The intimate connection between mind and body has gradually become more broadly accepted in Western medicine over the past few decades. Today, it is no longer considered radical for a patient to incorporate a mind–body intervention into a treatment plan to complement “traditional” medical approaches for healing. This shift in medical mindset was highly influenced by the work of Jon Kabat-Zinn and colleagues, and the mindfulness-based stress reduction (MBSR) program in particular.
MBSR is an 8-week standardized program that teaches participants mindfulness practice, or the act of being in the moment. Through mindfulness practice, participants come to identify automatic reactions and reflexive thoughts occurring in response to external and internal events. Empirical data indicate that MBSR participants experience enhanced psychosocial and physical functioning.1–4
Specific psychosocial improvements include improved quality of life and reductions in psychologic distress.4,5
Indeed, meta-analyses of MBSR studies concluded that MBSR is associated with robust effects on psychosocial well-being across studies of patients with a wide range of health conditions and disorders.1,6
For example, it has been demonstrated that mindfulness training can be helpful in reducing the stress that accompanies cancer diagnosis and treatment.7
Given that stress is associated with immune dysregulation,8
it has been proposed that participation in MBSR can lead to not only decreased stress,1
but also enhanced immune functioning. Findings from a variety of studies provide evidence for the existence of a stress-immunity pathway.9–13
Psychologic stress may lead to changes in immune functioning via two pathways: (1) through the central nervous system with the activation of the sympathetic nervous system; or (2) through neuroendocrine-immune pathways (i.e., the release of hormones).14
Indeed, a number of studies have shown that psychologic responses to stressful events can produce immunologic changes in both healthy and patient populations.15–17
For example, significant declines in natural killer (NK) cell numbers and activity have been observed during periods of high stress (e.g., marital conflict18,19
). Stress-related alterations in immune functioning have also been observed among patients undergoing diagnosis of,20
and treatment for,21
cancer. Among breast cancer patients undergoing surgical treatment, self-reported levels of stress were associated with immune downregulation, including reduced NK cell cytotoxicity, even after controlling for potential confounding variables such as patient age and disease stage.21
Therefore, based on the body of work demonstrating a stress-immune pathway, interruption of the stress-response (through mindfulness practice) could potentially have physiologic implications for immune functioning. Guided by a psychoneuroimmunologic framework that proposes that psychosocial factors may influence immunologic outcomes via sympathetic nervous system and neuroendocrine pathways,22
it is proposed that changes in psychologic well-being are likely to be associated with corresponding changes in immunologic functioning.
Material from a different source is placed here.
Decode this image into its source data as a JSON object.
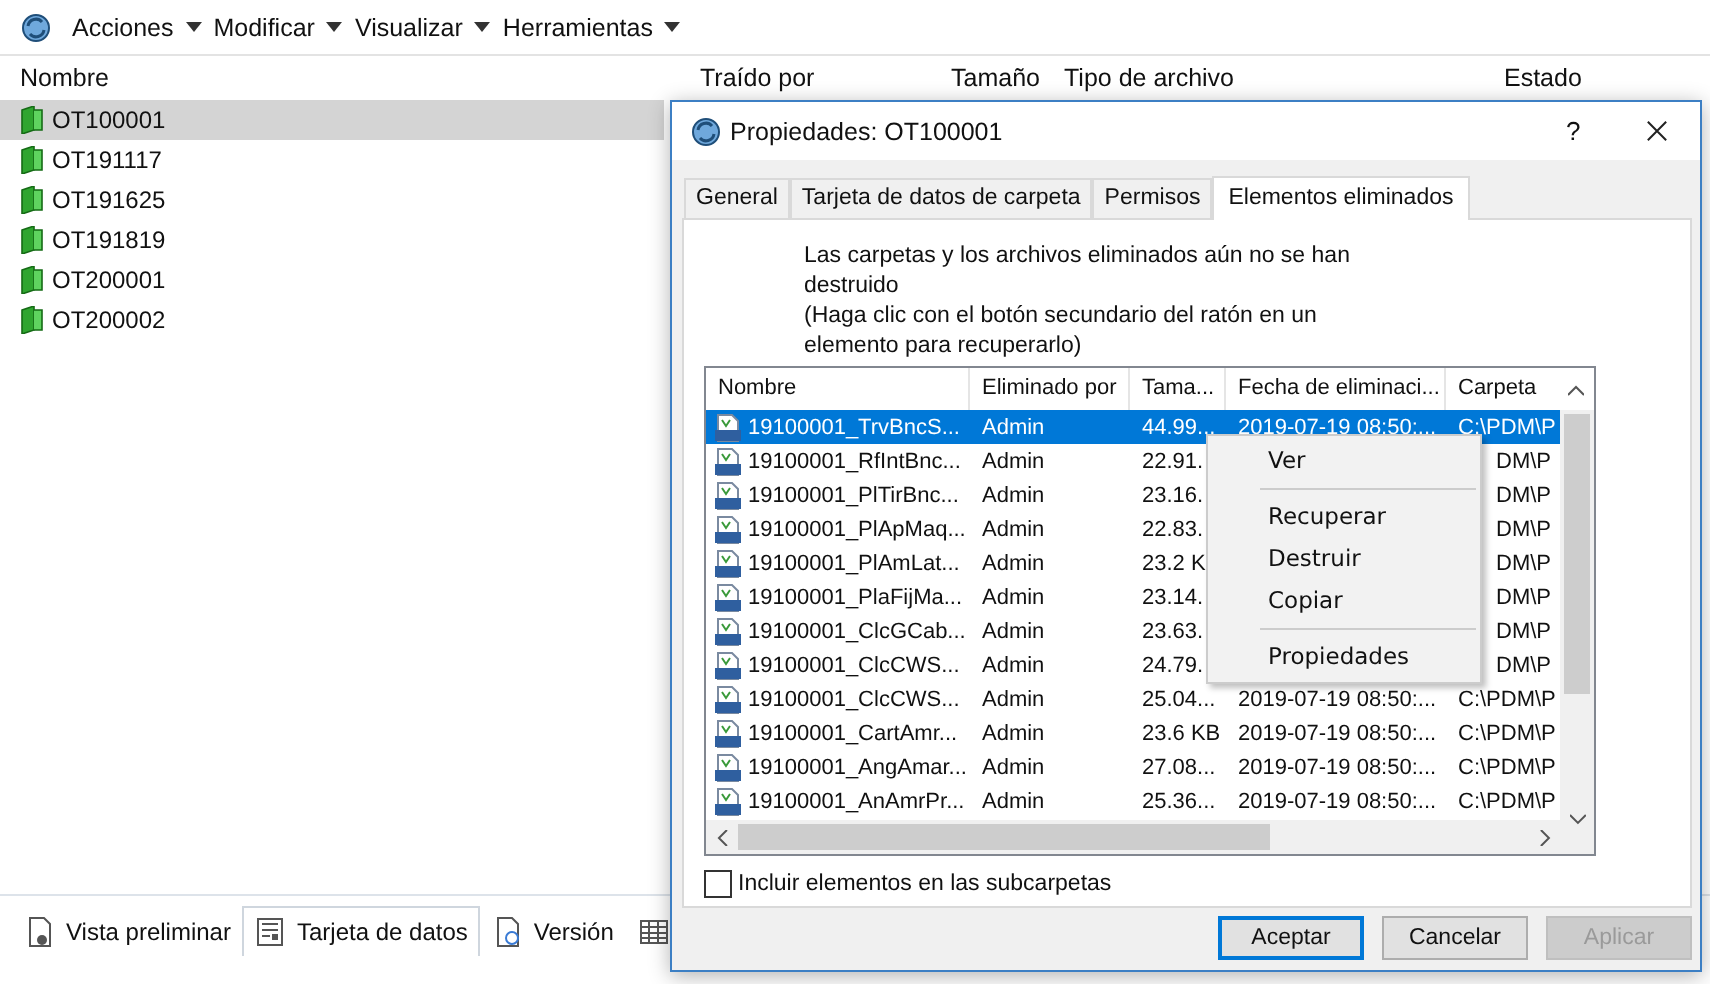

At present, few studies have directly examined the association between change in psychosocial well-being and immune parameters following MBSR. Several studies have reported improved immune functioning among MBSR participants, but these same studies either showed no association between immune functioning and psychosocial well-being post-MBSR7,23
or failed to assess this relationship.24
For example, significant improvements in quality of life and stress symptoms as well as a general shift away from a proinflammatory (or Th1) response to an anti-inflammatory (Th2) type response were identified among breast and prostate cancer patients following participation in MBSR.7,25
Moreover, significant increases in immunologic functioning (i.e., NK cell activity) were also reported among HIV+ patients following participation in MBSR.23
An association between immune functioning and psychosocial well-being was not identified in either study. Furthermore, recent research by Witek-Janusek and colleagues24
showed a re-establishment of NK cell activity and cytokine production levels over time as well as reductions in cortisol levels among 75 early-stage breast cancer patients participating in MBSR compared to non-MBSR controls. However, the relationship between immune functioning and psychosocial well-being was not assessed.
Thus, we conducted a pilot study to examine whether improvement in psychosocial well-being is associated with enhanced immune functioning among a heterogeneous patient population participating in a MBSR program. Specifically, it was hypothesized that immunologic changes would most likely be observed among the MBSR participants who showed improvement in psychosocial functioning.